It's interesting to see to former officials eschew establishment line to adapt a radical perspective. And it's even more intriguing when such proselytism comes from an ex highest central bank official of a developed economy.
I am talking of Mervyn King, the previous Governor of the Bank of England, who in his recent book, predicted that Eurozone will not only be headed to the gutters, but would likely dismember.

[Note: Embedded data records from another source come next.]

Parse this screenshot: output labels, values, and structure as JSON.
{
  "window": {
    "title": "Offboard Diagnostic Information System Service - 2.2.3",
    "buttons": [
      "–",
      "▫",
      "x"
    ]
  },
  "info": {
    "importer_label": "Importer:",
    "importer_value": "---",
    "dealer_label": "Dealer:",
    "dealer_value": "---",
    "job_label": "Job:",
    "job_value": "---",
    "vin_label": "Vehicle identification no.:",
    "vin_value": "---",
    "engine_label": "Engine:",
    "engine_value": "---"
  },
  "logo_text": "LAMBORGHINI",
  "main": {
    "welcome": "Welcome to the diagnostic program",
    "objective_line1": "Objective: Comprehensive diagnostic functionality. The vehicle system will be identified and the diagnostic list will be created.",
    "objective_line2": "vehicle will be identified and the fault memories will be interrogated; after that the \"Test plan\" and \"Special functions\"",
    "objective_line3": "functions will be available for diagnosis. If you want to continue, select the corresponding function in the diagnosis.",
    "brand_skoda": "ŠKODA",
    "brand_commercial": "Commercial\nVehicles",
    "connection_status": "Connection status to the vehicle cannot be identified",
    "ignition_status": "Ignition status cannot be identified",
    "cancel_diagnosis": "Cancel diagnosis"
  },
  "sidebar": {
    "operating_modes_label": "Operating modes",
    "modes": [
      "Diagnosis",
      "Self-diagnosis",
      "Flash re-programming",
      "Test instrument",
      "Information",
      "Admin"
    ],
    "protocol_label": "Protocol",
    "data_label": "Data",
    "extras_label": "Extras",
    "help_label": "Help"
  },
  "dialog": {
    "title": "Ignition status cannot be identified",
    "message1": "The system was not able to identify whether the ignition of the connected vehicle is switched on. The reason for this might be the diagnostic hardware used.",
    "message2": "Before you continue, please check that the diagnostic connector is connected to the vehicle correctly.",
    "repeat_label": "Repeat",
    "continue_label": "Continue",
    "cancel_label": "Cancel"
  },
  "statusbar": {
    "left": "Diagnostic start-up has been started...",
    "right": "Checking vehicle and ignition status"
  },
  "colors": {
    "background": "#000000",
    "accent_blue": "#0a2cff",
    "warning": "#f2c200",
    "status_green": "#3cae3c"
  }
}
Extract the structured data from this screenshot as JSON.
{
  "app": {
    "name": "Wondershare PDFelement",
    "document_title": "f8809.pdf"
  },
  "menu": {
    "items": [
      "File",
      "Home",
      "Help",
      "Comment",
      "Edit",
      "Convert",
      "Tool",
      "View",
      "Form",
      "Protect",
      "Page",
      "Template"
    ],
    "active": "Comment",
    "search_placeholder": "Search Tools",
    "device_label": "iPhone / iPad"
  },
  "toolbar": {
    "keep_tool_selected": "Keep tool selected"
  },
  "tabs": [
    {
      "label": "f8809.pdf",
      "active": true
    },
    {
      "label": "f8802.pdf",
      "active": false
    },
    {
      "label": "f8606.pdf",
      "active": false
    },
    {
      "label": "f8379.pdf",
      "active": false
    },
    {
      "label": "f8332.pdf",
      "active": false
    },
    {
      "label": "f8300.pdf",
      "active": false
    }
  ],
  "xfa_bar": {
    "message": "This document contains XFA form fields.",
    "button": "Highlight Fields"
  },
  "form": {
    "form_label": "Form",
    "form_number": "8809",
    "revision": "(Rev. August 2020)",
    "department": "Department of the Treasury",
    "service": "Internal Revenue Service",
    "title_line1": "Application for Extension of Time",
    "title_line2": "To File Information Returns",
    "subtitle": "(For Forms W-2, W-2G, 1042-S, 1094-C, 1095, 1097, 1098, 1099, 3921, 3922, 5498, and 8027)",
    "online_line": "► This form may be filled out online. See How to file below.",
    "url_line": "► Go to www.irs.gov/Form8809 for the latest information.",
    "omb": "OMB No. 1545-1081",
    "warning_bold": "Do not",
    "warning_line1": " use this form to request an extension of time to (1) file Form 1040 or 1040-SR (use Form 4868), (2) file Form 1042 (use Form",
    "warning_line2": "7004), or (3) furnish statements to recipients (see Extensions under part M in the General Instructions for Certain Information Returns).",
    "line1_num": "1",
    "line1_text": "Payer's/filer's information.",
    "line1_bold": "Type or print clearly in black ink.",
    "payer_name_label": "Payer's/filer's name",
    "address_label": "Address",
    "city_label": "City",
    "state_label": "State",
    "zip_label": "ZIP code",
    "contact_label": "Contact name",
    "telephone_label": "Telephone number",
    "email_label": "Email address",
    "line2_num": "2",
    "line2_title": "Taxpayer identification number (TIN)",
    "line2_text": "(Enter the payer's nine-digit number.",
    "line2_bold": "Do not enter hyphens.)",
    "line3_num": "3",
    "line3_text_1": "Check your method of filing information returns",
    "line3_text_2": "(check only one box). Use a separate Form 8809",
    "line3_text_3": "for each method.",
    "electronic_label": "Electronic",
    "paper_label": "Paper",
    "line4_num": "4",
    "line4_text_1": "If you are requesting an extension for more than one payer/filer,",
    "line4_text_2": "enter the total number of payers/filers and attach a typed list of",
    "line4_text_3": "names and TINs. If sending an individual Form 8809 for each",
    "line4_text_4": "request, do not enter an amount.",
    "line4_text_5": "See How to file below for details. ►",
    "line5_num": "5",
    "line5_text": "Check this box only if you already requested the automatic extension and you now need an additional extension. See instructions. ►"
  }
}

Here's the Telegraph:(bold mine)
He warns of a looming “economic [and] political crisis” triggered by endless bail-outs, austerity demands and pressure from the “elites in Europe” and the US to create “a transfer union” to solve the eurozone’s woes.In the second extract of The Telegraph’s exclusive serialisation, Lord King warns that this has “sowed the seeds of division” in the bloc and created support for populist parties. Further steps towards political union, where countries are forced to cede sovereignty and yield to Brussels diktats, could spark a public backlash.“It will lead to not only an economic but [also] a political crisis,” he says. “Monetary union has created a conflict between a centralised elite on the one hand, and the forces of democracy at the national level on the other. This is extraordinarily dangerous.”However, Lord King, who often used sporting analogies during his decade at the helm of the Bank of England, says the alternative of struggling countries such as Greece being “temporarily relegated” from the bloc to regain competitiveness may also be “too late”.Policymakers, already scarred by repeated rounds of brinkmanship, are unlikely to reach an accord, he argues. “The underlying differences between countries and the political cost of accepting defeat have become too great.“That is unfortunate both for the countries concerned – because sometimes premature promotion can be a misfortune and relegation the opportunity for a new start – and for the world as a whole because the euro area today is a drag on world growth.”Germany and the rest of the eurozone must “face up” to the fact that uncompetitive countries in the south can only prosper again if the bloc is broken up, Lord King argues.Europe’s biggest economy faces the “terrible choice” of writing a blank cheque to support the bloc “at great and unending cost to its taxpayers” or calling “a halt to the monetary union project”, he says.The “only way” to stop countries staring into the abyss of “crushing austerity, continuing mass unemployment” with “no end in sight to the burden of debt” faced by debtor nations is for them to abandon the euro.“The counter-argument – that exit from the euro area would lead to chaos, falls in living standards and continuing uncertainty about the survival of the currency union – has real weight,” Lord King says.“But... leaving the euro area may be the only way to plot a route back to economic growth and full employment. “The long-term benefits outweigh the short-term costs.”
The misguided ramrodding of inflationism to the public, or hidden taxation through currency debasement as subsidy to the political elites in order to prolong an unsustainable debt financed welfare warfare state, the efforts to empower the unelected bureaucracy through increased centralization at the expense of the average citizenry, the deepening suffocation of the economic agents through imposition of byzantine taxes, regulations and mandates, the forcible integration of divergent societies, and presently, the 'refugee crisis' as consequence of the warfare state only provides clues to the path of the eventual demise of the EU.
I am reminded by the mainstream's economic icon, JM Keynes's trenchant perspective on inflationism which leads to the destruction of society. (bold added)
Lenin is said to have declared that the best way to destroy the capitalist system was to debauch the currency. By a continuing process of inflation, governments can confiscate, secretly and unobserved, an important part of the wealth of their citizens. By this method they not only confiscate, but they confiscate arbitrarily; and, while the process impoverishes many, it actually enriches some. The sight of this arbitrary rearrangement of riches strikes not only at security but [also] at confidence in the equity of the existing distribution of wealth.Those to whom the system brings windfalls, beyond their deserts and even beyond their expectations or desires, become "profiteers," who are the object of the hatred of the bourgeoisie, whom the inflationism has impoverished, not less than of the proletariat. As the inflation proceeds and the real value of the currency fluctuates wildly from month to month, all permanent relations between debtors and creditors, which form the ultimate foundation of capitalism, become so utterly disordered as to be almost meaningless; and the process of wealth-getting degenerates into a gamble and a lottery.Lenin was certainly right. There is no subtler, no surer means of overturning the existing basis of society than to debauch the currency. The process engages all the hidden forces of economic law on the side of destruction, and does it in a manner which not one man in a million is able to diagnose.
EU's modern day application of "all permanent relations between debtors and creditor...become so utterly disordered": from ZIRP to NIRP to war on cash.